“I h-h-hear him,” Mark said, kind of strangled-like. I could see him squirming around trying to get more of him up higher on the stump.

We kept hearing rattlers, or thinking we heard them, which was just as bad; and every time one whirred we wished our stumps were full-grown trees and we were sitting on the top branches. The fire was close, but not close enough, and we kept getting hungrier and hungrier. It was good and dark by that time, and the woods looked plenty spooky. Take it altogether, and we weren’t having a very good time of it. Even if we did have the engine we weren’t what you could call happy about it, and you can’t blame us.

Sammy was gone maybe an hour, but when he came back it was worth the waiting, for he had a good bass and six or seven bullheads. The bass was just luck, but the bullheads were easy to get. You can catch them by the dozen all along the river when it gets dark.

Sammy got out his knife, and so did Mark and I. Between us we cleaned those fish in no time and had them sizzling and smelling over the fire. There wasn’t a thing to eat with them, only a little salt and pepper; but when we were through there wasn’t anything left but bones, and some of them were gnawed pretty bad. When a fellow gets so hungry he’ll gnaw fishbones he must be pretty close to starvation.
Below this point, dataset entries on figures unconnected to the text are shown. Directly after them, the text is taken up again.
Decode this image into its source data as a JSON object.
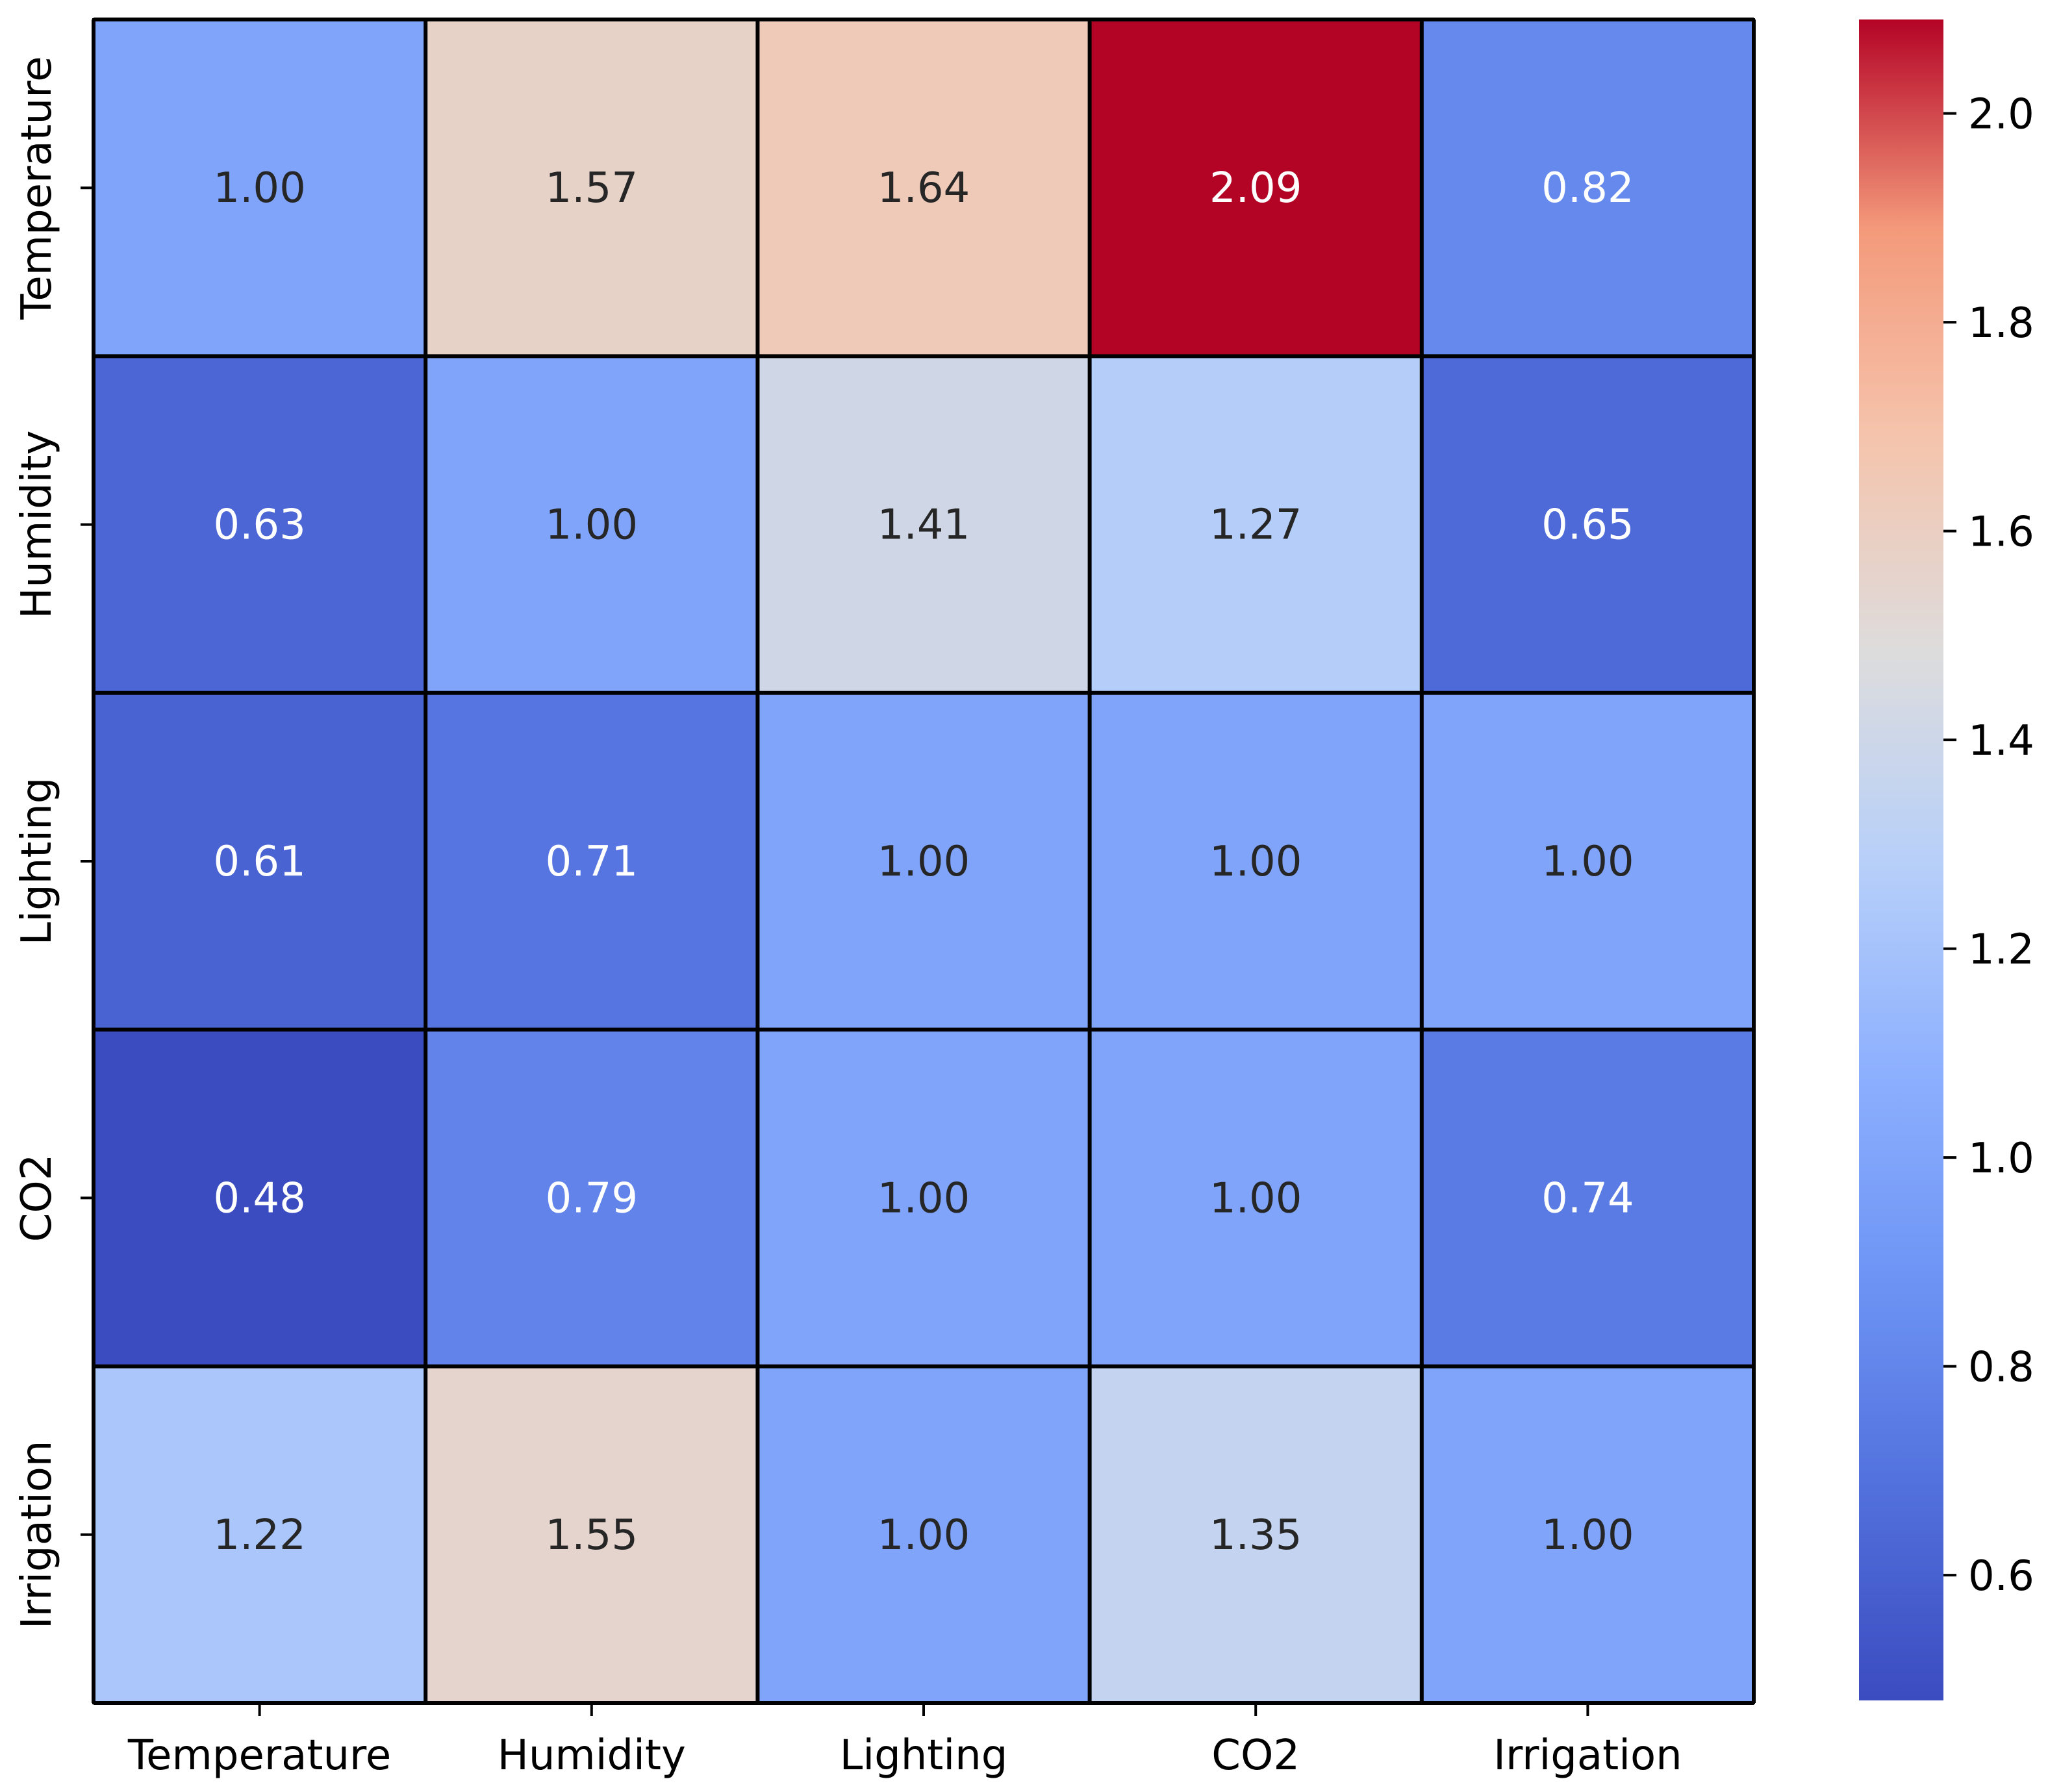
{
  "chart_data": {
    "type": "heatmap",
    "title": "",
    "xlabel": "",
    "ylabel": "",
    "x_categories": [
      "Temperature",
      "Humidity",
      "Lighting",
      "CO2",
      "Irrigation"
    ],
    "y_categories": [
      "Temperature",
      "Humidity",
      "Lighting",
      "CO2",
      "Irrigation"
    ],
    "values": [
      [
        1.0,
        1.57,
        1.64,
        2.09,
        0.82
      ],
      [
        0.63,
        1.0,
        1.41,
        1.27,
        0.65
      ],
      [
        0.61,
        0.71,
        1.0,
        1.0,
        1.0
      ],
      [
        0.48,
        0.79,
        1.0,
        1.0,
        0.74
      ],
      [
        1.22,
        1.55,
        1.0,
        1.35,
        1.0
      ]
    ],
    "value_labels": [
      [
        "1.00",
        "1.57",
        "1.64",
        "2.09",
        "0.82"
      ],
      [
        "0.63",
        "1.00",
        "1.41",
        "1.27",
        "0.65"
      ],
      [
        "0.61",
        "0.71",
        "1.00",
        "1.00",
        "1.00"
      ],
      [
        "0.48",
        "0.79",
        "1.00",
        "1.00",
        "0.74"
      ],
      [
        "1.22",
        "1.55",
        "1.00",
        "1.35",
        "1.00"
      ]
    ],
    "colormap": "coolwarm",
    "color_range": [
      0.48,
      2.09
    ],
    "colorbar": {
      "ticks": [
        0.6,
        0.8,
        1.0,
        1.2,
        1.4,
        1.6,
        1.8,
        2.0
      ],
      "tick_labels": [
        "0.6",
        "0.8",
        "1.0",
        "1.2",
        "1.4",
        "1.6",
        "1.8",
        "2.0"
      ]
    },
    "grid": false,
    "legend": "colorbar-right"
  }
}
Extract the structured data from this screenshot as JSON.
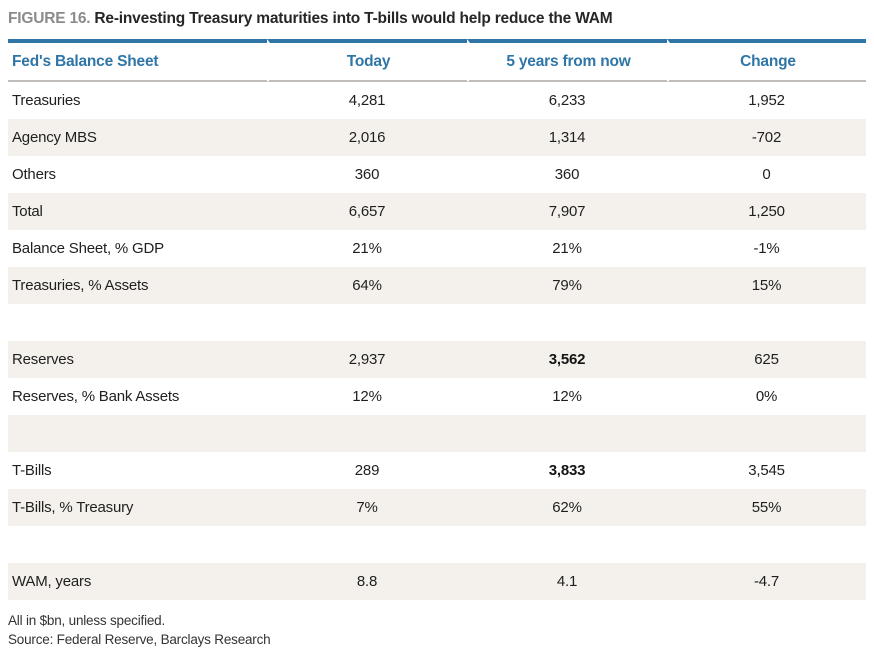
{
  "figure": {
    "label": "FIGURE 16.",
    "title": "Re-investing Treasury maturities into T-bills would help reduce the WAM"
  },
  "table": {
    "columns": [
      "Fed's Balance Sheet",
      "Today",
      "5 years from now",
      "Change"
    ],
    "rows": [
      {
        "cells": [
          "Treasuries",
          "4,281",
          "6,233",
          "1,952"
        ]
      },
      {
        "cells": [
          "Agency MBS",
          "2,016",
          "1,314",
          "-702"
        ]
      },
      {
        "cells": [
          "Others",
          "360",
          "360",
          "0"
        ]
      },
      {
        "cells": [
          "Total",
          "6,657",
          "7,907",
          "1,250"
        ]
      },
      {
        "cells": [
          "Balance Sheet, % GDP",
          "21%",
          "21%",
          "-1%"
        ]
      },
      {
        "cells": [
          "Treasuries, % Assets",
          "64%",
          "79%",
          "15%"
        ]
      },
      {
        "cells": [
          "",
          "",
          "",
          ""
        ]
      },
      {
        "cells": [
          "Reserves",
          "2,937",
          "3,562",
          "625"
        ],
        "bold_col": 2
      },
      {
        "cells": [
          "Reserves, % Bank Assets",
          "12%",
          "12%",
          "0%"
        ]
      },
      {
        "cells": [
          "",
          "",
          "",
          ""
        ]
      },
      {
        "cells": [
          "T-Bills",
          "289",
          "3,833",
          "3,545"
        ],
        "bold_col": 2
      },
      {
        "cells": [
          "T-Bills, % Treasury",
          "7%",
          "62%",
          "55%"
        ]
      },
      {
        "cells": [
          "",
          "",
          "",
          ""
        ]
      },
      {
        "cells": [
          "WAM, years",
          "8.8",
          "4.1",
          "-4.7"
        ]
      }
    ]
  },
  "footer": {
    "note": "All in $bn, unless specified.",
    "source": "Source: Federal Reserve, Barclays Research"
  },
  "colors": {
    "accent_blue": "#2f76a7",
    "stripe_beige": "#f4f1ec",
    "header_rule_gray": "#bfbcba"
  }
}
I was beginning to get considerably sleepy, and Mark’s head nodded once or twice, but with the snakes around I couldn’t quite see my way clear to lying down on the ground. I tried to imagine I could go to sleep sitting on the stump, but I couldn’t make myself believe I could do it.

“I’m sleepy,” I said to Mark.

“Me, too,” says he.

“Goin’ to lay down on the ground?”

“Well, I g-g-guess not. I’m goin’ to make a snake-proof bed.”

“G’wan,” says I, for I didn’t see how he was going to manage it.